When Performance Art is at its best, the result is a unique system of performance vocabularies that defy the inscribed values of agreed upon language, i.e. the language of daily usage, of politicians, of advertising, etc … The audience is then required to decipher or learn the language of the artist and in the process examine their own values. In a world where language and dissemination of information constitute the basis of power and attitudes are controlled through hidden values inscribed in language. Performance Art has the potential to disrupt the language of dominant culture and thus the very focus of its power.
Even to try to define Performance Art is antithetical to the idea of Performance Art which undergoes a constant process of rejecting its own conventions.

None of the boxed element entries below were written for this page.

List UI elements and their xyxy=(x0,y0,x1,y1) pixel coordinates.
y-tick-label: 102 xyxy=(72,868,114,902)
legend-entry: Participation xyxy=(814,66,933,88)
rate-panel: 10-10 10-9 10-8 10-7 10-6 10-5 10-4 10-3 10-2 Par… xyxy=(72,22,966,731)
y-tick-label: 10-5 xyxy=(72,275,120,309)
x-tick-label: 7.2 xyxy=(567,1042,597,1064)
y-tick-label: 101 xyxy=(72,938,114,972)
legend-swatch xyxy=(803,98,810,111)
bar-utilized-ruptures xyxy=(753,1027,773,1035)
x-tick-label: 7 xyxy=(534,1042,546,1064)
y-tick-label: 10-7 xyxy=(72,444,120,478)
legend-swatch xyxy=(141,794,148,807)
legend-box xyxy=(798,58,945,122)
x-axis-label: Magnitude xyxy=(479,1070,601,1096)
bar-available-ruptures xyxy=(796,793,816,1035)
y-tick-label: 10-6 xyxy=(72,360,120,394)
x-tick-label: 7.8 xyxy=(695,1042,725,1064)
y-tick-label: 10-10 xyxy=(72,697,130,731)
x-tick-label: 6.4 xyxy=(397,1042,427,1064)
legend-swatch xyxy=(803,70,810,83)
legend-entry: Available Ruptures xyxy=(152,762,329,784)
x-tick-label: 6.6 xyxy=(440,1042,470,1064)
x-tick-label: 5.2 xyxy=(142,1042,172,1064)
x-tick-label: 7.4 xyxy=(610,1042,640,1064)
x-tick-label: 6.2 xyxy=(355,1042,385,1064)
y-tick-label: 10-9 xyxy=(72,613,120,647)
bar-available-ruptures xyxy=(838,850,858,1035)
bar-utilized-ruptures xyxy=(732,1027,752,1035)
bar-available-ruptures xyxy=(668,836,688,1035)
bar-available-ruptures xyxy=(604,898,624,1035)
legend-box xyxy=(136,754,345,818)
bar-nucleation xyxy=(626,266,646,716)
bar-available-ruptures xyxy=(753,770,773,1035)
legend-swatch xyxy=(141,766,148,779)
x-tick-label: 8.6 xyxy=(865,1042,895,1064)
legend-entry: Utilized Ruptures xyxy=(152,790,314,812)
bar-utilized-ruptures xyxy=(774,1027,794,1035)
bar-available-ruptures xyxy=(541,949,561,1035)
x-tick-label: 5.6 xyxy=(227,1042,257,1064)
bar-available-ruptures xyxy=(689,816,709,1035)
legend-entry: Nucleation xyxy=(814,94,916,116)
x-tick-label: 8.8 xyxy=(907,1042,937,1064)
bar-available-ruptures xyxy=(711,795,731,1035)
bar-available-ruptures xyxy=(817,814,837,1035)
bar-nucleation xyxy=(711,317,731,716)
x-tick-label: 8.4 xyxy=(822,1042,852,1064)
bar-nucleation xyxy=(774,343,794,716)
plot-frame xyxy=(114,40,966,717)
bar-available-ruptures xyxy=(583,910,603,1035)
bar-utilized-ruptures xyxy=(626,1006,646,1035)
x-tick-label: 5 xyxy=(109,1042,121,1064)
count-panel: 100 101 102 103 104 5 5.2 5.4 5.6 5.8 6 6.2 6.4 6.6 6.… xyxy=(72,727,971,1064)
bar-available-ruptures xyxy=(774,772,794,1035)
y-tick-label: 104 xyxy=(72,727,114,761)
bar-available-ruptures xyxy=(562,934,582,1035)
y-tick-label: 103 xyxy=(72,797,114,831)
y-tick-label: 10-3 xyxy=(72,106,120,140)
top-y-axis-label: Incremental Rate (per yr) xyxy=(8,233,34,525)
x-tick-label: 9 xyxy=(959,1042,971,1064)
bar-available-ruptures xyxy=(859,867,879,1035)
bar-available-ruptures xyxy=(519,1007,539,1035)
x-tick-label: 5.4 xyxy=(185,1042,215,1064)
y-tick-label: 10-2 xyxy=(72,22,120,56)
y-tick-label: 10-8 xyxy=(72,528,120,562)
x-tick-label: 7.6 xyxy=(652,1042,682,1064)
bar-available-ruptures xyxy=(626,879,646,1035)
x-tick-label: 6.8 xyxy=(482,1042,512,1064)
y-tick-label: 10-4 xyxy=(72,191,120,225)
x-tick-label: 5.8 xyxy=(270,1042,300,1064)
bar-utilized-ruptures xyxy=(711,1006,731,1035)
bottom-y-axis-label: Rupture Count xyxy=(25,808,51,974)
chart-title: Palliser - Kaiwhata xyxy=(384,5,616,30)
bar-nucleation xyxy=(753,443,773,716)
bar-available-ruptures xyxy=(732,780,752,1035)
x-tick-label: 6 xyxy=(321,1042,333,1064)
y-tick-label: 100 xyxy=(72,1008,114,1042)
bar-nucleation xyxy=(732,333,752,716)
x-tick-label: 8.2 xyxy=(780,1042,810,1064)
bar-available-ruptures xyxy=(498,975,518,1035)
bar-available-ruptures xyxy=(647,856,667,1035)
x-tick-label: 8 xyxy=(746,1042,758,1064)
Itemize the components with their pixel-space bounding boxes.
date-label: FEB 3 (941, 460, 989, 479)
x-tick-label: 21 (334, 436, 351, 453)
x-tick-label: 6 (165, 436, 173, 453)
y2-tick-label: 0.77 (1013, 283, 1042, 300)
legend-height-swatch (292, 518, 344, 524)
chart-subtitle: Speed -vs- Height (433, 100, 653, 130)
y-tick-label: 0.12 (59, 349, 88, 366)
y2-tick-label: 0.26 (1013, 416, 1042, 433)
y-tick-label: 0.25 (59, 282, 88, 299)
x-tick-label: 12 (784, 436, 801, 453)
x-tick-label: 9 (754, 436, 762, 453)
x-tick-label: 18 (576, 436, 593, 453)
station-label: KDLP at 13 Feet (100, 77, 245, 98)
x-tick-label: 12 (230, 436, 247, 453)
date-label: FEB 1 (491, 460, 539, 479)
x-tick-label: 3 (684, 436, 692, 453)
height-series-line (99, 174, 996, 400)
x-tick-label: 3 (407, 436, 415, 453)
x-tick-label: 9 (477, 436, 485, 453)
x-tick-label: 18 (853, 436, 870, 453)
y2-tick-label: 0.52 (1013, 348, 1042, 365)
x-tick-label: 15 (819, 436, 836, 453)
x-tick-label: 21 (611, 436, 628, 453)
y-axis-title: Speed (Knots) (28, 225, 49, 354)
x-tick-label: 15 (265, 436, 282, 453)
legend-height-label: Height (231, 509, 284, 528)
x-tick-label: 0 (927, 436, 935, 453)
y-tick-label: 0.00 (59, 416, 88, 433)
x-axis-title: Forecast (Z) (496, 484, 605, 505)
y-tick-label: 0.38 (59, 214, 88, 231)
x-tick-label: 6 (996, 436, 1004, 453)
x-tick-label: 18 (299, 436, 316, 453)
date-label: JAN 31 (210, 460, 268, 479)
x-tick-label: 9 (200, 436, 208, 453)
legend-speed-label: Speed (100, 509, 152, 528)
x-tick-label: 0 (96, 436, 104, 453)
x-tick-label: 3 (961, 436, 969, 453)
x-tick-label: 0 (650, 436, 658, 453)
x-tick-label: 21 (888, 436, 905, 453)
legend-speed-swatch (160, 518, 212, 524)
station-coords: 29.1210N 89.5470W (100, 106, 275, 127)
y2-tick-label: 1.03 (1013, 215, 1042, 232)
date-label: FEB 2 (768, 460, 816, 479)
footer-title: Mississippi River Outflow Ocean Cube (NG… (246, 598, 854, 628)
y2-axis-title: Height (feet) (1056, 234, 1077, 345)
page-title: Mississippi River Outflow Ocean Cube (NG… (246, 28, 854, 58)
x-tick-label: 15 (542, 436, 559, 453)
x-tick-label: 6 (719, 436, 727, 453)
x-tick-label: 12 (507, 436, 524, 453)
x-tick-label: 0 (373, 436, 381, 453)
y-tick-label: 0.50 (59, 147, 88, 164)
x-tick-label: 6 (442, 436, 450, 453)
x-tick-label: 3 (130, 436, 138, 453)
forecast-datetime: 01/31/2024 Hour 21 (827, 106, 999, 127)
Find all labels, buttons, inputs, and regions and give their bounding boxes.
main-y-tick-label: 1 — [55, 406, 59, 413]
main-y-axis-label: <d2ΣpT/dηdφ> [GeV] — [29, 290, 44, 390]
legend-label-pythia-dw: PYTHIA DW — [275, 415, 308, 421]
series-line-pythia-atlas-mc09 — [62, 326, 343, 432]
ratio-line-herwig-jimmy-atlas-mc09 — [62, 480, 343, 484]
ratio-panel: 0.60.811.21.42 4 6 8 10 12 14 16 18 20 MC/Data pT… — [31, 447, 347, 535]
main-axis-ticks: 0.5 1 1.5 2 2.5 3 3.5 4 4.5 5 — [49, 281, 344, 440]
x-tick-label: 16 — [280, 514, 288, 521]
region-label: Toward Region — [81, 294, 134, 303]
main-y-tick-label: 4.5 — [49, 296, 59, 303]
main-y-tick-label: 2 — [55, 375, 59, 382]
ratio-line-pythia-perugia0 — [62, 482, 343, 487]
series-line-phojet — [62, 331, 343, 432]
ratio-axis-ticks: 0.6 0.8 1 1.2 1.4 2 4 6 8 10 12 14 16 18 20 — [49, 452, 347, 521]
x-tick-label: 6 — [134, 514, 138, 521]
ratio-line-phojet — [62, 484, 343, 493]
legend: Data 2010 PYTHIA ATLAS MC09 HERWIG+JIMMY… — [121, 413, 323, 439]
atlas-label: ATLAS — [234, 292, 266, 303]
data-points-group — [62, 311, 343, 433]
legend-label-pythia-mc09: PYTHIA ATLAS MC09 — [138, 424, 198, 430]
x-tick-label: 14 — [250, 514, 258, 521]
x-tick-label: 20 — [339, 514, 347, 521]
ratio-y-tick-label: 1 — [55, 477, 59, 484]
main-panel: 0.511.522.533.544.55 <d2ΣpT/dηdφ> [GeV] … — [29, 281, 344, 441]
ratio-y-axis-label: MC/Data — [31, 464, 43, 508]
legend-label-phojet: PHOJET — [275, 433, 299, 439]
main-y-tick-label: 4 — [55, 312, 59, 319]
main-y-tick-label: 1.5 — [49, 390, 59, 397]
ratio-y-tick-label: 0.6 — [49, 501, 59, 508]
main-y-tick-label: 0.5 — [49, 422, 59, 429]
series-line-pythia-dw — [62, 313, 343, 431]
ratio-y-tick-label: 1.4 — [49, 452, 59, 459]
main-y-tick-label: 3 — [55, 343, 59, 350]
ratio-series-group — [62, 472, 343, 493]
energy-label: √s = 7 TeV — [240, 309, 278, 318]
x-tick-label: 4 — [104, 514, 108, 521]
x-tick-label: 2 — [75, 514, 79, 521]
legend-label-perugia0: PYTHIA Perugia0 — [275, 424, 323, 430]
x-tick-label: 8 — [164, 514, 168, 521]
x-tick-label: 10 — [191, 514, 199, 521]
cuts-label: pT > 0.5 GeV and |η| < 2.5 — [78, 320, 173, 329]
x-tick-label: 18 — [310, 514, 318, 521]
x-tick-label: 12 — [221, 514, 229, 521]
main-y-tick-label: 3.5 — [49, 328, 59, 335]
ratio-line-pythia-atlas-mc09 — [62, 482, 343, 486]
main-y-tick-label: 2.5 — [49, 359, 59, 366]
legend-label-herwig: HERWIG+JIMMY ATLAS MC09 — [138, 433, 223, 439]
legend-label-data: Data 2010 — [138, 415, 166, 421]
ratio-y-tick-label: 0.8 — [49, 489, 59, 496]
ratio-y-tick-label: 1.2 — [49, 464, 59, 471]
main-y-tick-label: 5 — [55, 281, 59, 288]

Michael worked for three years with painter, sculptor and performance artist John White at UC Irvine. White is considered one of the seminal California performance artists. He has staged hundreds of public performances since 1967, and is included in numerous public museum collections, including Los Angeles County Museum of Art, Guggenheim Museum in New York, La Foret Museum in Tokyo, Total Museum in Korea, Seattle Museum, Palm Springs Desert Museum, St. Louis Museum, Oakland Museum and others. He is the recipient of three National Endowment for the Arts grants and has served as a panelist twice. Michael created numerous performance pieces at the John White Workshop and eventually assisted John in directing the quarterly performances. In 1994 Michael collaborated with John and Gary San Angel on a piece called “Despertly Seeking” for first ever museum retrospective of performance art, “Outside the Frame: Performance and the Object” at the Cleveland Center for Contemporary Art.